Ex-prisoners find their place in society
When paramilitary prisoners walked free from the Maze jail just over a decade ago under the terms of the Good Friday agreement, it was a step too far for many people.
Alan McBride, who lost his wife and father-in-law in the IRA Shankill bombing, takes a pragmatic view of it.
"There are some victims who are very clearly of the opinion that the prisoners should never have got out of jail, that they should've been locked up forever and the key thrown away," he said.
"There are others who are more pragmatic and who say, well you know we probably wouldn't have had a peace process if it hadn't been for the endorsement of the prisoners.
"Therefore letting them out of jail if they're going back into their communities to play a constructive role, then perhaps it's a good thing."
A two-day conference examining the contribution of former prisoners is currently under way, involving a wide range of people from educationalists to the PSNI.
Also taking part is former Methodist moderator Harold Good, who was one of the independent witnesses to IRA decommissioning.
"I think we've got to remember that the peace process which we now enjoy the benefits of, wasn't the product of polite conversations in suburban drawing rooms," he said.
"It was largely the contribution of politically motivated prisoners that brought us to where we now are."
A decade ago there were early indicators that plans were already being laid for life after imprisonment.
The last IRA leader in the Maze, Jim McVeigh, has now re-engaged with his trade union roots, as have some of his loyalist counterparts.
"I work for an organisation that works on behalf of ex-prisoners so I've already got a good relationship with people who fought on the other side," he said.
"What is surprising is that both loyalist and republican former prisoners have joined the trade union."
Local SIPTU trade union organiser Niall McNally said Catholic and Protestant working classes uniting under a trade union banner is harking back to socialism in Ireland in the early part of the 20th century.
"I think it's time that we got back to the days of Jim Larkin with Protestant and Catholic working class unity," he said.
"That's the sort of engagement that SIPTU wants to involve itself in in the future."
The funding of ex-prisoners groups is seen by sceptics as peace money lining the pockets of former terrorists.
Cairan de Baroid of the Community Foundation for Northern Ireland, the body responsible for overseeing the Prisons to Peace project, said that can't happen.
"The financial audit trail is extremely rigid and anybody who's working with peace money will know that," said.
"We have finance staff here and there is 100% verification of every single item of expenditure.
"Only expenditure that's tied to the work plans that've been identified is eligible.

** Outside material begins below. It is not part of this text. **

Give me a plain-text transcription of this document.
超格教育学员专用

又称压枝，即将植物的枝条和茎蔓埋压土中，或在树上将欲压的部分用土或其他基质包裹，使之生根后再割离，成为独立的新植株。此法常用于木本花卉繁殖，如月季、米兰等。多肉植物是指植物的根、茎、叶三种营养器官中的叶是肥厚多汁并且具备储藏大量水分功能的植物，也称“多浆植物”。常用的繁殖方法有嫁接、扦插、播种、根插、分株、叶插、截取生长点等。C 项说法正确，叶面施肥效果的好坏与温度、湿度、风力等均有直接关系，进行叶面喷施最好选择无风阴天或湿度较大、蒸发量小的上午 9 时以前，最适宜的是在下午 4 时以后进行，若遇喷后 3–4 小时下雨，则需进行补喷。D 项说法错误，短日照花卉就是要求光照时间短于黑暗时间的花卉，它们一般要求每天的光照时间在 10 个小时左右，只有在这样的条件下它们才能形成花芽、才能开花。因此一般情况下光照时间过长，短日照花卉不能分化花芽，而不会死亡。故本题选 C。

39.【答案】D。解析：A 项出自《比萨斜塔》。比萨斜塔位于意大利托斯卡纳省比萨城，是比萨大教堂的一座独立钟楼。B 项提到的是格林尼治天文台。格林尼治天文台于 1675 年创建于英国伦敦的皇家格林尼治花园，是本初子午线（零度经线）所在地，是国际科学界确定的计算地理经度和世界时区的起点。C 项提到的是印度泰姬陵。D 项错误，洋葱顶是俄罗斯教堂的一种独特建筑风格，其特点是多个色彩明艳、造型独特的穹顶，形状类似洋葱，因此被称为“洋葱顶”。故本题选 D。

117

Nothing outside of that would be approved."
Dr Peter Shirlow of Queens University has been involved in academic studies focusing on former paramilitary prisoners.

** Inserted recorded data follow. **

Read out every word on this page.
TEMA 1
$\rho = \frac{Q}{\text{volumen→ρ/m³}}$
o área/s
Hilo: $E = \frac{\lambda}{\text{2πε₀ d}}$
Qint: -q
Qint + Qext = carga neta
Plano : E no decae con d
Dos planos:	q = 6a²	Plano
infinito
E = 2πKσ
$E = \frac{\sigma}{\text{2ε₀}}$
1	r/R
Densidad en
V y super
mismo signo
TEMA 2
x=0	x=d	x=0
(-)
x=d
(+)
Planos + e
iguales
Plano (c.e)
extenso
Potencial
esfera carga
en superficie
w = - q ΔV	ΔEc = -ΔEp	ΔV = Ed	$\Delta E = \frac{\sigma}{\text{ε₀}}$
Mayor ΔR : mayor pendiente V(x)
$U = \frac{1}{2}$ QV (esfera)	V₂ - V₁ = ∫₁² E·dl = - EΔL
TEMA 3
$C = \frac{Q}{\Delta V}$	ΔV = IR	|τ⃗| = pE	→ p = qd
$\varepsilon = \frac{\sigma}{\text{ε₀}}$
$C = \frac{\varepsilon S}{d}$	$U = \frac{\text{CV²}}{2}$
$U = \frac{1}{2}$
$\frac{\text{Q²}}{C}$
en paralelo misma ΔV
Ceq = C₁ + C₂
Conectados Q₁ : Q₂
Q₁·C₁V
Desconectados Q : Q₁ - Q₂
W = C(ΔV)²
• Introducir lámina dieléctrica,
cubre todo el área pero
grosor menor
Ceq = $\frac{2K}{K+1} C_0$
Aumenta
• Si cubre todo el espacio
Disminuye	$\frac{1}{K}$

"The majority of the people that we surveyed have significant mental, social, alcohol and employment related problems," he said.
"The reality of life for the majority of ex-prisoners is not cruising about in BMW cars and going on expensive holidays in the sun.
"It is dealing with the consequences of harm and the consequences of imprisonment.
"These are key grinding problems for them and it's the nature of one of the problems in our society.
"Former prisoners are now isolated within their own communities."
Generally speaking the mood within the ex-prisoners community and those who work with them is positive.
The walls at the Maze prison have come down, but the legacy of all those caught up in the conflict remains.